Fry: I don’t know any other job that involves so many aspects of human culture and life. It’s about language, mathematics, geometry of the line and the eye and angle of a camera — angle is used more than any other word on a film set, it’s straight from Euclid. Tell me another job that involves costume, design, makeup, movement, color, pictures, esthetics, psychology of human behavior, speech, music, sound, architecture…
iW: Is that daunting?
Fry: It’s fantastically exciting. It’s very daunting when you start. But the beauty of it is there’s an established way of making films. Once the money’s there and you have a pre-production office and it’s just you and a few production people. [You hope] they’re not just going to match your vision — they’re going to exceed it. I told Michael Howell, the production designer, ‘I want these parties to be quite decadent’. And he said, ‘yes, I designed a party once and I had dwarves throwing snowballs in a park’. And I said that’s the kind of thing!
iW: It seems to me you’ve emphasized the gay element in your film.
Fry: I kind of made it more manifest.

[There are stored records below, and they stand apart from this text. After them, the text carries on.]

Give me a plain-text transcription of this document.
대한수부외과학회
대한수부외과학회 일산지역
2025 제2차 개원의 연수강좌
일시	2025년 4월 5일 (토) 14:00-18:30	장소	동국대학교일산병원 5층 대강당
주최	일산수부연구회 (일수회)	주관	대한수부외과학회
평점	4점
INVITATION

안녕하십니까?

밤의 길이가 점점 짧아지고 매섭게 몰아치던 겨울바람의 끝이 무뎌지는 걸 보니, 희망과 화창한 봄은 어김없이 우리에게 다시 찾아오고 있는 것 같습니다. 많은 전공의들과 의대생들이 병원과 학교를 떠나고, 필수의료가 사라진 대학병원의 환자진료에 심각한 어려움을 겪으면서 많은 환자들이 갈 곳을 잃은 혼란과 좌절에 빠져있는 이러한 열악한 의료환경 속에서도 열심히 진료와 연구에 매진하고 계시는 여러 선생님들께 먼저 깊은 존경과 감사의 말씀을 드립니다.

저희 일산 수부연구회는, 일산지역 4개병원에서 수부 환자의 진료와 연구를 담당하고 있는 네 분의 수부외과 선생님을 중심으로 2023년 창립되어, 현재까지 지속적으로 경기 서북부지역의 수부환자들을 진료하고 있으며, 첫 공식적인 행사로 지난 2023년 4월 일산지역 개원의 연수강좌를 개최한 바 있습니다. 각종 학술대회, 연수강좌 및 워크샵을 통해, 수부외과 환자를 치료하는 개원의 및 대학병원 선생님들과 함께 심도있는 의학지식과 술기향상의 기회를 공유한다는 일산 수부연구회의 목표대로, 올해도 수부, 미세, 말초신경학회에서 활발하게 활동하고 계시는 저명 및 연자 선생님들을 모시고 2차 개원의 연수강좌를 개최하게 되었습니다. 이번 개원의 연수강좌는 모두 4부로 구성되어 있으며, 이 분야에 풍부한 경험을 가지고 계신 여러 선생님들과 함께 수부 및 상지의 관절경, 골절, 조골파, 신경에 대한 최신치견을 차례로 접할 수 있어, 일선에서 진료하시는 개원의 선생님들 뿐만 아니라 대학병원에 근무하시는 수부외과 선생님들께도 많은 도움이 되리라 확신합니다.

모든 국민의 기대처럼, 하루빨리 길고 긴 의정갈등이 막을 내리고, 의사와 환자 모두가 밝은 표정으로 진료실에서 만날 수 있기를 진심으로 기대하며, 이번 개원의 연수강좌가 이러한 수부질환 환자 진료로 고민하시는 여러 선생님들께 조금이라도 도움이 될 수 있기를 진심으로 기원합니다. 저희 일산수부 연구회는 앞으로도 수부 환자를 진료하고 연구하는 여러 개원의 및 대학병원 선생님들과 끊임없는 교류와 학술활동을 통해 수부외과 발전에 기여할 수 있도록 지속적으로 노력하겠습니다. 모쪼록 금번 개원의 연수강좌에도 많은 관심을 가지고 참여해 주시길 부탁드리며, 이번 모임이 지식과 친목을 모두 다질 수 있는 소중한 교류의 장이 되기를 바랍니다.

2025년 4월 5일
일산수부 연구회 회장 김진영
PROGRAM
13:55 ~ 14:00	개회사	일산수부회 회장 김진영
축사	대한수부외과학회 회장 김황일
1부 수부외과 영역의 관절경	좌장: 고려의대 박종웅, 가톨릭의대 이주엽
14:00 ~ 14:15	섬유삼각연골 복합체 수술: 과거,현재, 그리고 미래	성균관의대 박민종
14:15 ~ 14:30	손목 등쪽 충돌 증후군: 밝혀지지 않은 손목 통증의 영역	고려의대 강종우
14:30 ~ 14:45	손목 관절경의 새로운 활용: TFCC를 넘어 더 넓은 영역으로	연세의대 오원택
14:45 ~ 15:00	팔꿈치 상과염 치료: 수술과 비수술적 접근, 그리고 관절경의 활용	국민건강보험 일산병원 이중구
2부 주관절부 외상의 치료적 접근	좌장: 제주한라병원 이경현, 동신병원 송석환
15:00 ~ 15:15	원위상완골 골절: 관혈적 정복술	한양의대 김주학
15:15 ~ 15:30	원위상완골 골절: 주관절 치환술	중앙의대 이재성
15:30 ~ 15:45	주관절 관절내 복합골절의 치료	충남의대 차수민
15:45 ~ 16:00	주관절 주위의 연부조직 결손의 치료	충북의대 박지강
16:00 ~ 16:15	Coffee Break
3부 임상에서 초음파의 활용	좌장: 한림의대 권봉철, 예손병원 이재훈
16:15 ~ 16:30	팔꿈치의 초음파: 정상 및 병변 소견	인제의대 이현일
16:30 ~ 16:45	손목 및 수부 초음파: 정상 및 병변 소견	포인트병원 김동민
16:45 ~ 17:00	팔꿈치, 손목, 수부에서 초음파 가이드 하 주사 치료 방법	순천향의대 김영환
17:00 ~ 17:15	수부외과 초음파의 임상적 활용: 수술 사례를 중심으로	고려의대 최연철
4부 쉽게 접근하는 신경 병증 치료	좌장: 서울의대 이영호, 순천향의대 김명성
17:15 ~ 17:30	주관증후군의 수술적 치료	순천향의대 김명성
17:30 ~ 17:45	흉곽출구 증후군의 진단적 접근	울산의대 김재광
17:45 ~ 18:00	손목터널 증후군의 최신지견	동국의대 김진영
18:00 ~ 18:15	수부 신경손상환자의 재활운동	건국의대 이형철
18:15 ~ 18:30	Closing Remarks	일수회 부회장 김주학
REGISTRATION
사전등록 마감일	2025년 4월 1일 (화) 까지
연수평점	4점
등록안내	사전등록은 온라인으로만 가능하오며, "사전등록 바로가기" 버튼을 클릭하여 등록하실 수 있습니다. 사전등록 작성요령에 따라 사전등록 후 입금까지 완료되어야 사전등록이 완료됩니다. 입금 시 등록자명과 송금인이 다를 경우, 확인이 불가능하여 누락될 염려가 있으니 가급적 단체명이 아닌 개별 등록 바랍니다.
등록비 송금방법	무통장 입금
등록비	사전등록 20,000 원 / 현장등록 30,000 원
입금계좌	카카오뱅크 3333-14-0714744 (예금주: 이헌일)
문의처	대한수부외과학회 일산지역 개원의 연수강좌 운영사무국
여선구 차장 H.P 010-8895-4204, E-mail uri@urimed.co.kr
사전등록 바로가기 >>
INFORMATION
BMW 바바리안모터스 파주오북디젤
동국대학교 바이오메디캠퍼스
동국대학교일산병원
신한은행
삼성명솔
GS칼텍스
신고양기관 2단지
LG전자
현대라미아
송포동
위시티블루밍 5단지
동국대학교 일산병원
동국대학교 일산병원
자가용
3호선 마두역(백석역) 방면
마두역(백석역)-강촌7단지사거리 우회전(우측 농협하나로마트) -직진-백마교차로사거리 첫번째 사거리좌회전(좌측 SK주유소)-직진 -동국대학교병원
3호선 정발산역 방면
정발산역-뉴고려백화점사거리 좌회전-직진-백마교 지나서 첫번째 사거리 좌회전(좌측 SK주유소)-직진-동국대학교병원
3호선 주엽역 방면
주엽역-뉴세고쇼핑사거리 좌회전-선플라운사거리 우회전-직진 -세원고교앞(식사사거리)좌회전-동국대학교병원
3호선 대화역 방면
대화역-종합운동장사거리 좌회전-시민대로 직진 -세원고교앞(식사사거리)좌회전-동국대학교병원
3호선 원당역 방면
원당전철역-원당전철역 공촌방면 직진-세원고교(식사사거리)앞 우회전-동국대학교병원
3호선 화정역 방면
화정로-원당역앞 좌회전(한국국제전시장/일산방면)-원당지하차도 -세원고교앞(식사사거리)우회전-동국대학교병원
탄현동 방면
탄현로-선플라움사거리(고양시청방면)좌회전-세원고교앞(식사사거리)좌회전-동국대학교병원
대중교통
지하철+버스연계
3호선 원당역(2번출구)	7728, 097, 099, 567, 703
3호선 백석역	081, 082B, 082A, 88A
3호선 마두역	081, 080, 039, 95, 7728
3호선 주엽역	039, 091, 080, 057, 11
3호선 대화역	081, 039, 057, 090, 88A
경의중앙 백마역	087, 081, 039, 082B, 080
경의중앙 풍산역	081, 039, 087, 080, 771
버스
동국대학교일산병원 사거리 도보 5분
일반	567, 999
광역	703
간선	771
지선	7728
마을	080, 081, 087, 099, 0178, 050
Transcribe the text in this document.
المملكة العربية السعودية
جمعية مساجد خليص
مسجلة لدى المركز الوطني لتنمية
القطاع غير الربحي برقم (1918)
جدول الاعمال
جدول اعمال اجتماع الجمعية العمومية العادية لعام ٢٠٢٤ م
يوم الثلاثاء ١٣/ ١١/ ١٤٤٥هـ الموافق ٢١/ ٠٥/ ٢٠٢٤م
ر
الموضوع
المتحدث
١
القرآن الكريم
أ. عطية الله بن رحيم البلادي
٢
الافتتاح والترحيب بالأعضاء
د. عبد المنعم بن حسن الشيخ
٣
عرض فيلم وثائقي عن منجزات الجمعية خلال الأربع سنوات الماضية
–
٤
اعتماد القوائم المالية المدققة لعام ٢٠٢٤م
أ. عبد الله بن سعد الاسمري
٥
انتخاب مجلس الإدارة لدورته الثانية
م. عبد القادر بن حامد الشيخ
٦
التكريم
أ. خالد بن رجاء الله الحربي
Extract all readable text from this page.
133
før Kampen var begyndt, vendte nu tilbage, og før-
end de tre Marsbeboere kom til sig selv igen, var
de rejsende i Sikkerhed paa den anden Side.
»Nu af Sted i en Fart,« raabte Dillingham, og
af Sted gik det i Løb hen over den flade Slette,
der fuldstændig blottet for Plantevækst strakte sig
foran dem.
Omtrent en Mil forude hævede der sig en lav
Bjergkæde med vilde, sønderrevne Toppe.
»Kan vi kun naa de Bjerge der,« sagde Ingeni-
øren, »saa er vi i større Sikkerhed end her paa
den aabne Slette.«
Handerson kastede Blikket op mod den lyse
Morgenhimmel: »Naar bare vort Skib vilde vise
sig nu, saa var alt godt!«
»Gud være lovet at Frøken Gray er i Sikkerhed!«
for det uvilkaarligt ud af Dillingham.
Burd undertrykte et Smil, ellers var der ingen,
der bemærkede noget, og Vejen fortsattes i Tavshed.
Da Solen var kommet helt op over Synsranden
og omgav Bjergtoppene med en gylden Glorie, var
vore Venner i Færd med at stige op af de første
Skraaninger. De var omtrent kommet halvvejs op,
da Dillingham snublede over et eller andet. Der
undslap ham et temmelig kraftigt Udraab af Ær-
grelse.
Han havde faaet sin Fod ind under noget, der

Waugh named the character Miles Malpractice. How much more could he have spelled it out without being banned? Because these things were not usually written about in 1928. Miles is based on two real historical figures called Brian Howard and Harold Acton from Waugh’s Oxford days.
iW: The Miles in your film, especially after he’s exiled to France, seems awfully like Oscar Wilde.
Fry: Well, it’s Wilde and… six and a half thousand other gay people. It’s what gay people did: the police were after you, you escaped to France.
iW: Would Waugh like this movie?
Fry: I have no way of knowing. I was extremely pleased just for the sake of our publicity that his family adored it and think it’s the best adaptation of Waugh there’s bean. But he was a curmudgeonly old sod and hated anything modern, so I doubt it.